Correu termos apenso supletivo para declaração de contumácia (apenso A), instaurado em 24abr2012, face a inviabilidade de cumprimento de mandados de detenção, emitidos pelo Tribunal da condenação em 10jan2012, atenta ausência do condenado.

F.

Referências constantes do SIPR (ficha biográfica – situação jurídico penal – do condenado): 1 - processos pendentes: a) nada consta.

2 - outras penas autónomas a cumprir: a) nada consta.

3 – medidas de flexibilização de pena: a) Regime Comum b) LSJ – 0 (3 indeferimentos – o último em dez2013); c) LCD – 0.

G.

Os elementos do Conselho Técnico emitiram parecer unânime desfavorável à concessão da liberdade condicional.

H.

Ouvido o condenado, declarou o mesmo consentir na liberdade condicional.

I.

O Ministério Público emitiu parecer desfavorável à concessão da liberdade condicional.

J.

Dos relatórios das Equipas de Reinserção Social e Serviços Prisionais da DGRSP, e da audição do condenado, em conclusão, extrai-se que: 1 – comportamento prisional /registo cadastral: O condenado vem mantendo ao longo da reclusão uma postura adequada de contexto, mantendo comportamento normativo, sem conflitos; conta com um procedimento disciplinar, face a infracção de 27jan2014, sancionada com mera advertência; é pessoa educada e cordial, correcta no relacionamento interpessoal.

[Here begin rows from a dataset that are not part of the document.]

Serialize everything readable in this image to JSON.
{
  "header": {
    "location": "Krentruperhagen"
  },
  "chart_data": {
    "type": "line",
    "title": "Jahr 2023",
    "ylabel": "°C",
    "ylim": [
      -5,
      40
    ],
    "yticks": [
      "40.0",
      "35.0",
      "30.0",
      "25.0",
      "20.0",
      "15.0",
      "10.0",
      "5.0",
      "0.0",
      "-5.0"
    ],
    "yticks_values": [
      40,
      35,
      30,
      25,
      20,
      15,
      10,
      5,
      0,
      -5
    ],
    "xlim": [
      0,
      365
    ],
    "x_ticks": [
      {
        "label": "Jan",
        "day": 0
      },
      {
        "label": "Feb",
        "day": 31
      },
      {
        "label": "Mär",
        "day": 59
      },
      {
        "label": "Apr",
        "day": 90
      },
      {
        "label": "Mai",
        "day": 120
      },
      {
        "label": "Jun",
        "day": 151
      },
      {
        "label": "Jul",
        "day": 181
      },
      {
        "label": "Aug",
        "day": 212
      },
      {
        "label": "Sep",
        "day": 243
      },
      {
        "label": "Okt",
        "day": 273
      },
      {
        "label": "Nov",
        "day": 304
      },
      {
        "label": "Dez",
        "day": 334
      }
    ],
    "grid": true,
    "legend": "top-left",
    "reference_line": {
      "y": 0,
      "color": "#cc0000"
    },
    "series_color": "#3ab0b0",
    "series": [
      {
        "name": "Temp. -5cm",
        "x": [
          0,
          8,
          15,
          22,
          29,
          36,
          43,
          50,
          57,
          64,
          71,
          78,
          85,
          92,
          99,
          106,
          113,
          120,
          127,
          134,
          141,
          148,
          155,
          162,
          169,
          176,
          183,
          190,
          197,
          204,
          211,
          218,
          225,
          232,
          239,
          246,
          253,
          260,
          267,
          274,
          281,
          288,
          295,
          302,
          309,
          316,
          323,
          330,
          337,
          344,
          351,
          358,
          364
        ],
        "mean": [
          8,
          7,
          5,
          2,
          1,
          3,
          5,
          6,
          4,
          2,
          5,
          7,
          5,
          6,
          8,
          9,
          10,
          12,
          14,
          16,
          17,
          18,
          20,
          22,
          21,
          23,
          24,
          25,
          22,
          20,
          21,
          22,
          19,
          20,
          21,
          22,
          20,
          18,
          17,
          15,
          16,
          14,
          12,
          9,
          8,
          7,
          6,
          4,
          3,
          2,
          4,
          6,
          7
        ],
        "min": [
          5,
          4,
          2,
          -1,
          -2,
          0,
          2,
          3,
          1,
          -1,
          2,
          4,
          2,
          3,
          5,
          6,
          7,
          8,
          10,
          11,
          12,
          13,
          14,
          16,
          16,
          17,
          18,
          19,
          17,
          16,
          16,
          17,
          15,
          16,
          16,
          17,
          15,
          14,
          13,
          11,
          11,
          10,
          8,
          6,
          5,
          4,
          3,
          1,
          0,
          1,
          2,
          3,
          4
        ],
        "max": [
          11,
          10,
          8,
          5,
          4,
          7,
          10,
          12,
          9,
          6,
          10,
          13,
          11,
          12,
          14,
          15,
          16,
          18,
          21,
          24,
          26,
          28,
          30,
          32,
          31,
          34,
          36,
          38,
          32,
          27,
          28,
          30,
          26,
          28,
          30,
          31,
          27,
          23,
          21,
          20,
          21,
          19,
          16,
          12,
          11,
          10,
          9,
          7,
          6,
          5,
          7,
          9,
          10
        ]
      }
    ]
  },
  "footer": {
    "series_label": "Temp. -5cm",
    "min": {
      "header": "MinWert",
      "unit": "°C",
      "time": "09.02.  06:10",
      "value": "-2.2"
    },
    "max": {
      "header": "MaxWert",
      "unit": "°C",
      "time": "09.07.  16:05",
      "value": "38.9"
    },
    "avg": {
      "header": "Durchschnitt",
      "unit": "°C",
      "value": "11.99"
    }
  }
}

2 – situação económico-social e familiar: O condenado é divorciado – ainda assim mantém coabitação com a ex-esposa -, pai de um filho (12A), conta com habilitação literária de licenciatura em gestão de empresas, acrescida de pós graduação e formação na área; era bancário à data dos factos e nessa qualidade os praticou; cresceu em agregado familiar com média condição económica-financeira, estruturado; desde os 25 anos que trabalhava na área bancária, com evolução de carreira – em que sempre investiu – ligado a várias e sucessivas entidades; no EP esteve impedido na lavandaria (pós 16jan2013), após o que optou por formação e ocupação lúdica [pintura e desenho e curso de cidadania e relacionamento interpessoal (pós 11out2013)]; conta com apoio externo por parte da família nuclear - mãe e companheira (ex-esposa), pretendendo residir com esta e o filho do casal em liberdade – habitação arrendada, T4, com muito boas condições de conforto e habitabilidade, situada em zona pacata e privilegiada; inexistem, no meio social, concretos problemas de reintegração, mormente face a desconhecimento da situação do condenado (apenas parte da família nuclear e amigos muito próximos conhecem a situação de reclusão, a qual é escondida face a pessoal e pretendida protecção de imagem social.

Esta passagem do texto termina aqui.